As a leading member of the Labour party, how have you contributed to furthering LGBT equality? What advancement in LGBT rights have you supported which you are most proud of and why?
When I came out as the first lesbian Minister in 1998, the tabloids treated it like a scandal but no- one else did. I was tremendously well supported by then PM Tony Blair and my boss at the Department of the Environment Transport & the Regions, John Prescott. My constituents in Wallasey were also fantastic. I’m pleased that Labour in government not only transformed the law on LGBT rights, but we changed society too so that LGBT people coming out today face a much more welcoming response.
I have been at the forefront fighting for equality, including LGBT rights, all my life. I’m proud of all that we did in government to make LGBT rights a reality, but particularly that we scrapped the pernicious Section 28 which did such damage to young LGBT people in our schools. We did all the heavy lifting at a time when it was not popular and the Party can be enormously proud of this historic achievement.
What do you think is the most pressing issue affecting the LGBT community and how would you want a future Labour Government to improve the situation?
Homophobic, biphobic and transphobic bullying is still a huge problem for young LGBT people with more than half being bullied in school because of their sexuality. This is the baleful legacy of section 28 and can have a serious effect on children’s mental health which lasts long into adulthood. Schools, including faith schools, should make clear that bullying is wrong and all children should be made to feel safe and welcome at school. I won't rest until the rights Labour put on the statute book have become a reality for every LGBT person in our country.
Labour’s commitment to compulsory and inclusive sex and relationships education and to training all new teachers in how to combat this bullying would make an important difference in this area. As the Opposition we also need to put pressure on the government to act on this now – having equality ministers who actually backed equality would be a start!
The role of deputy leader is particularly important in the structures and organisation of the Party. What would you do to ensure there is better representation of LGBT people as elected representatives in national and local government, as well as in European Parliament and London Assembly elections?
When I came out in 1997 I didn’t expect that eighteen years later I would still be Labour’s only out lesbian MP. Parliament is more diverse now than ever before, but we still have a long way to go in fielding more LGBT candidates who are BAME, more women and more trans candidates. I have a strong track record as one of the first to call for all-women shortlists and as Deputy I would look at positive ways to increase the number of LGBT representatives.
Trans* and non-binary people can face specific barriers to being active inside the Labour Party and in holding elected office. How would you reach out to and engage with trans* members and the wider trans* community?
As Deputy I would make it a priority to meet with some of our excellent trans activists in the party – people like Emily Brothers who made history as our first openly trans candidate at the last election and who is now seeking selection as a London Assembly candidate. I think the positive response that she received within the party shows that trans candidates would be welcome, but I would want to talk to trans activists and ensure that their views on how to improve representation are put into practice.
How do you think the Labour Party can best organise in Northern Ireland to tackle the growing divide in equality for LGBT communities in Northern Ireland compared to the rest of the UK?
We need to be much clearer in opposing the discrimination faced by LGBT people in Northern Ireland.
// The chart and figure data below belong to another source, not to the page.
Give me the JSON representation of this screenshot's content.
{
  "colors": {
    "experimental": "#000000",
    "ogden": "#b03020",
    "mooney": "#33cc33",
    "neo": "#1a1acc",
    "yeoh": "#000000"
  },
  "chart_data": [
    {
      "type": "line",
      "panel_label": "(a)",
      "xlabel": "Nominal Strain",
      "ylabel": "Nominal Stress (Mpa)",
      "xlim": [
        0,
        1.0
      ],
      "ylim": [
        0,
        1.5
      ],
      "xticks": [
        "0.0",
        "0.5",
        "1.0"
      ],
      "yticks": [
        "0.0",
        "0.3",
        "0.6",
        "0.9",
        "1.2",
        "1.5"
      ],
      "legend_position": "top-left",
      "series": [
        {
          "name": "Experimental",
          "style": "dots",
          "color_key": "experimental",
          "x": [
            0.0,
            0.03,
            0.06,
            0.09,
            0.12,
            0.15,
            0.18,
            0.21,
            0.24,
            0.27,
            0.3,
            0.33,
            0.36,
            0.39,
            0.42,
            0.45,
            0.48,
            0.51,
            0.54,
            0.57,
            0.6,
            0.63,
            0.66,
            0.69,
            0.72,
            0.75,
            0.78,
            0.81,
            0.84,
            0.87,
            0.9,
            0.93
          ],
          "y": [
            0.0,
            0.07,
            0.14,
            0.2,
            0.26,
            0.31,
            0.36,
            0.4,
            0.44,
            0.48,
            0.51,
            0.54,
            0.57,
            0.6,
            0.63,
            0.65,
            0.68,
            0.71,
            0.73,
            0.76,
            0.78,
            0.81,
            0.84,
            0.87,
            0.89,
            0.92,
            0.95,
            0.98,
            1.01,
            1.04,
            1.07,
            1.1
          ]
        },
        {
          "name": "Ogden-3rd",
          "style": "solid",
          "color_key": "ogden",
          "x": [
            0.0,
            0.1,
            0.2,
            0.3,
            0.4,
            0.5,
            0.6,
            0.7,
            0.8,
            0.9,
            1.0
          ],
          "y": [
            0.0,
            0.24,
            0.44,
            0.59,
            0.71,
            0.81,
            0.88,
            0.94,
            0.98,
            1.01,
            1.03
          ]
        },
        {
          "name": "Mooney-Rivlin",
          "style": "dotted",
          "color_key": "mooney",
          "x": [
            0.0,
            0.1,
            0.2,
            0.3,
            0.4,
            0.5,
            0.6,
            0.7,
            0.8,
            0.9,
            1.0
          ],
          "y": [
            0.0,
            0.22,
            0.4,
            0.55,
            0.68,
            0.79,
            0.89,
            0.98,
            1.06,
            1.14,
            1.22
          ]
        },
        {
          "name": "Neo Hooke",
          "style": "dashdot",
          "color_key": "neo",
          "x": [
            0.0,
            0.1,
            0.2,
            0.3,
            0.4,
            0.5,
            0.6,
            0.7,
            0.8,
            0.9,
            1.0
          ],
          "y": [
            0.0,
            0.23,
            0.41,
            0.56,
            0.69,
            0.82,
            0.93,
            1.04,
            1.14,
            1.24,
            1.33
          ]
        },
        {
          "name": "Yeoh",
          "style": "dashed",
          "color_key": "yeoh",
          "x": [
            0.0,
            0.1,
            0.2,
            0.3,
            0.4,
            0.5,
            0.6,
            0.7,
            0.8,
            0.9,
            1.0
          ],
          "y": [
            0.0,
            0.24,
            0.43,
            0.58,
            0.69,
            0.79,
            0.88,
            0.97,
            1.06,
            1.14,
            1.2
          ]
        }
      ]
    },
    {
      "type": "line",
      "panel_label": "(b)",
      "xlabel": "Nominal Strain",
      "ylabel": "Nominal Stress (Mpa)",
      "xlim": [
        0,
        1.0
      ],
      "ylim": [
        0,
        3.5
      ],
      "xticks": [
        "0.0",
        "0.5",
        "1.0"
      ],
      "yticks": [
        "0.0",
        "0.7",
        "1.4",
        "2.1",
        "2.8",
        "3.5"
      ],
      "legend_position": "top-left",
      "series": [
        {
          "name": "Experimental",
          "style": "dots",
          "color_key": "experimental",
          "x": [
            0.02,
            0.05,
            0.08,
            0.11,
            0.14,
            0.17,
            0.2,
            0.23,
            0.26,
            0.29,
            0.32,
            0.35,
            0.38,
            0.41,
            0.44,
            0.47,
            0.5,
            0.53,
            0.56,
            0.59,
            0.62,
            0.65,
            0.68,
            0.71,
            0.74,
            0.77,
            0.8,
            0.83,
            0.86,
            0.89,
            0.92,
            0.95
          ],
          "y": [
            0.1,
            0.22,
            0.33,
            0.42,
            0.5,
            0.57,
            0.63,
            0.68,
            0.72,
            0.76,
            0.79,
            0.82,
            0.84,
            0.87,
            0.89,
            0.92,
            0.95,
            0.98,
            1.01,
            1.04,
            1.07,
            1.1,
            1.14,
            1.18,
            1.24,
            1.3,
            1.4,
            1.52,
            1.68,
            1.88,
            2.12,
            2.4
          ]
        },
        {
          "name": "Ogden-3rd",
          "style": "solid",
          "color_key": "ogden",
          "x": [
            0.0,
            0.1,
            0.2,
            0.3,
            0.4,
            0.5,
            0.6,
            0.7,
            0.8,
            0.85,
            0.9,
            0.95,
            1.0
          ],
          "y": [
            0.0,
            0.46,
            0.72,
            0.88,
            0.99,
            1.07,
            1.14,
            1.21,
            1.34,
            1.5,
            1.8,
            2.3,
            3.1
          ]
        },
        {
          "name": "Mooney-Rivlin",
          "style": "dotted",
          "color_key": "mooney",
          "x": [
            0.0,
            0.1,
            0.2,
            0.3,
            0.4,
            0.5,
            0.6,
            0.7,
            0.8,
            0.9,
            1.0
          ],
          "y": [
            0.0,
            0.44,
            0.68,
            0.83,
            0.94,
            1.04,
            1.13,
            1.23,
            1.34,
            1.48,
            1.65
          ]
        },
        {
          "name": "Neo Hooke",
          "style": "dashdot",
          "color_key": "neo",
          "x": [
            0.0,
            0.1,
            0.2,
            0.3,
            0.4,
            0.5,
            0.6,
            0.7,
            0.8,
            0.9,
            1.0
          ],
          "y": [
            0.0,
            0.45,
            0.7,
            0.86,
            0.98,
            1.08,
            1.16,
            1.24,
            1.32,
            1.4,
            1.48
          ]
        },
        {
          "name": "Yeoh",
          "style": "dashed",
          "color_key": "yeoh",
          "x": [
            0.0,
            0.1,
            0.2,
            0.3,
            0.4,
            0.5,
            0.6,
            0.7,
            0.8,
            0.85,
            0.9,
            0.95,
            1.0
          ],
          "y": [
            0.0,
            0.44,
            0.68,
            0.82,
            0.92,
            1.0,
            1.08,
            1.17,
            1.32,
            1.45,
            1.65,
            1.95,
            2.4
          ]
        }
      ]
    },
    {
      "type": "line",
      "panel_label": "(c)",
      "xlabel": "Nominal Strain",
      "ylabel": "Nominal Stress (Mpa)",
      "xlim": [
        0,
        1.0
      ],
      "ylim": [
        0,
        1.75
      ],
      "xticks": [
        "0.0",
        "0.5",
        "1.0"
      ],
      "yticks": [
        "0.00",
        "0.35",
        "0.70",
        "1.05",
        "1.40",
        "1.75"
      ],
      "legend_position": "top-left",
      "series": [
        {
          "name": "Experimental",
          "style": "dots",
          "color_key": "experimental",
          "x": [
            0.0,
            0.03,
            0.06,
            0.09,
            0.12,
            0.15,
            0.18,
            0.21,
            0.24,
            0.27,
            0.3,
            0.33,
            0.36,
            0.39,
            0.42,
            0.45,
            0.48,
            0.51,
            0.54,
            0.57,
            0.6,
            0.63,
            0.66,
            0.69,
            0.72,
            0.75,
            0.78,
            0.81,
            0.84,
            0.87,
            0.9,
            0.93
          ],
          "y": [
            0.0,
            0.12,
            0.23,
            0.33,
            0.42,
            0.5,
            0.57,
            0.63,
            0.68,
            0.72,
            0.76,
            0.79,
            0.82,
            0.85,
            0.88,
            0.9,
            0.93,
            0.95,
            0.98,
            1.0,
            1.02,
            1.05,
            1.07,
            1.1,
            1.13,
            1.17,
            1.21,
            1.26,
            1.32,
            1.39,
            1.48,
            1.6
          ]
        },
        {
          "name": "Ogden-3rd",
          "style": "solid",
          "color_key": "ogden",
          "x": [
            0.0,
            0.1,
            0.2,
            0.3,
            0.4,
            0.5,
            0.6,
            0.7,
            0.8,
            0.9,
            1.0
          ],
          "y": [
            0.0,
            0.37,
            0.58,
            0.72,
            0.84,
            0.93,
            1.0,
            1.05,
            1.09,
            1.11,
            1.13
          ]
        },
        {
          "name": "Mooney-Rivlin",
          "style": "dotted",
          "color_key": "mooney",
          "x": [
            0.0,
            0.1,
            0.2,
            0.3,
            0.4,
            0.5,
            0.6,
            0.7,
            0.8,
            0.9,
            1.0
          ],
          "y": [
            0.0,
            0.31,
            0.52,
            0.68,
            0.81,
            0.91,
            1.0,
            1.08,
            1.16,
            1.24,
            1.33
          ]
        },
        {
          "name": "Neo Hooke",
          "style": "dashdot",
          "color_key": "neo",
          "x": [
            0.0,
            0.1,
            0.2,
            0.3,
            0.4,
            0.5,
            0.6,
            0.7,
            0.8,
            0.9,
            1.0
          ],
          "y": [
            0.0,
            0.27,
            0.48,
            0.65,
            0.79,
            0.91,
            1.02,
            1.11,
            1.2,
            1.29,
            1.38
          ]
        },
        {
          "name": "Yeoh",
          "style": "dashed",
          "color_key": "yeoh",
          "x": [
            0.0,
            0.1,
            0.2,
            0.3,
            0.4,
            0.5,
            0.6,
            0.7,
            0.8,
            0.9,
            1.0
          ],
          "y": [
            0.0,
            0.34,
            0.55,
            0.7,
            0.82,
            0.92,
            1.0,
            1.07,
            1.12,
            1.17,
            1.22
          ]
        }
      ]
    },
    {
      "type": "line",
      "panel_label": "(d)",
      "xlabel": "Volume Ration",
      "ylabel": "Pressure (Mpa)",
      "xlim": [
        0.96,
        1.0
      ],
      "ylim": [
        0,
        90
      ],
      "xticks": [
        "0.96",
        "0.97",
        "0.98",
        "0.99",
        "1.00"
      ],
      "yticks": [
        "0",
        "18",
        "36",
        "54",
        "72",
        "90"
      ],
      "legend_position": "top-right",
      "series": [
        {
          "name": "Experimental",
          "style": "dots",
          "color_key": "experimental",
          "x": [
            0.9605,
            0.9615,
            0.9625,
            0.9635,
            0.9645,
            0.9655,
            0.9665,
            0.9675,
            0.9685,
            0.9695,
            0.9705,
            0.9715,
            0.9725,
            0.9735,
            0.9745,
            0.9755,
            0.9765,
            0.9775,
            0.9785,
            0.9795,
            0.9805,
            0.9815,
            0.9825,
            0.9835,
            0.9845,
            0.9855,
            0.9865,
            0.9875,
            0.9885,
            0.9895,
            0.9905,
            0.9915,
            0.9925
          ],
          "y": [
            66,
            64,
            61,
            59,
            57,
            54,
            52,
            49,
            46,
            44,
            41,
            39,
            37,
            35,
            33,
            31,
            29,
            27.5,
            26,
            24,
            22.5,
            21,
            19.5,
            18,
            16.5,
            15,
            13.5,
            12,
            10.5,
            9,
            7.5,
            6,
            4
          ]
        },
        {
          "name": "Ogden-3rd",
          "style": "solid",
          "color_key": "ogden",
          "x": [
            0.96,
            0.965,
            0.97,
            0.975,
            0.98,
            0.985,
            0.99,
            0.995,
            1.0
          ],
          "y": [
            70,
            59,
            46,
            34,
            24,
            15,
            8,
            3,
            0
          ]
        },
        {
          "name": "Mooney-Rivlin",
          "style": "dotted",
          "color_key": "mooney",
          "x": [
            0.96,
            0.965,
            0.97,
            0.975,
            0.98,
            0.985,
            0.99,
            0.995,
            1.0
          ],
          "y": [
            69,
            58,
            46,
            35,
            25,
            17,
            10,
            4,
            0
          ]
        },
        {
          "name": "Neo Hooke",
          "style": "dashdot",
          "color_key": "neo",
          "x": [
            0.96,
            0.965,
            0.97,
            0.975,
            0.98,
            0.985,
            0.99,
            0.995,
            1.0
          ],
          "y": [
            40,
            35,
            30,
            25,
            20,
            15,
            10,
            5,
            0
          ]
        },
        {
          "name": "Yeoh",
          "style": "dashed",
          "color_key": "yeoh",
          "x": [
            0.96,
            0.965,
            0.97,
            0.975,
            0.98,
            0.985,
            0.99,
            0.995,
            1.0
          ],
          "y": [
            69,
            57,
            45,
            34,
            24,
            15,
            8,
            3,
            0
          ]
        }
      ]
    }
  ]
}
Of course marriage is a devolved issue but that doesn’t stop us from calling out politicians in Northern Ireland when they deprive LGBT people of their rights and use inflammatory language to discuss these issues.
The recent marriage referendum in the Republic of Ireland shows that societies, including those with strong religious elements, are coming to accept equality as a basic right for all people. Ultimately if politicians in Northern Ireland don’t take a lead and listen to these calls then LGBT rights will be granted by the courts, as the right to adoption for same-sex couples recently was. It would be so much better if it could be done through the political process.
What action would you take to change the way the party is structured and organises in a manner which promotes equality? Do you agree there should be a reserved space for LGBT Labour and Disability Labour on the NEC?
I support groups like LGBT Labour having an enhanced role within the party but LGBT equality won’t be safeguarded by structural changes alone, however important these are to ensuring we make progress. Whoever wins the leadership and deputy leadership races needs to send a strong signal that equality runs in the DNA of our party; there is still a very long way to go to achieving full equality for women, LGBT people and other groups, and Labour must be at the forefront of that fight. We need to look at people’s first contact points with the party, be they trades unions, local CLPs or university groups, and ensure that they are welcoming to everyone.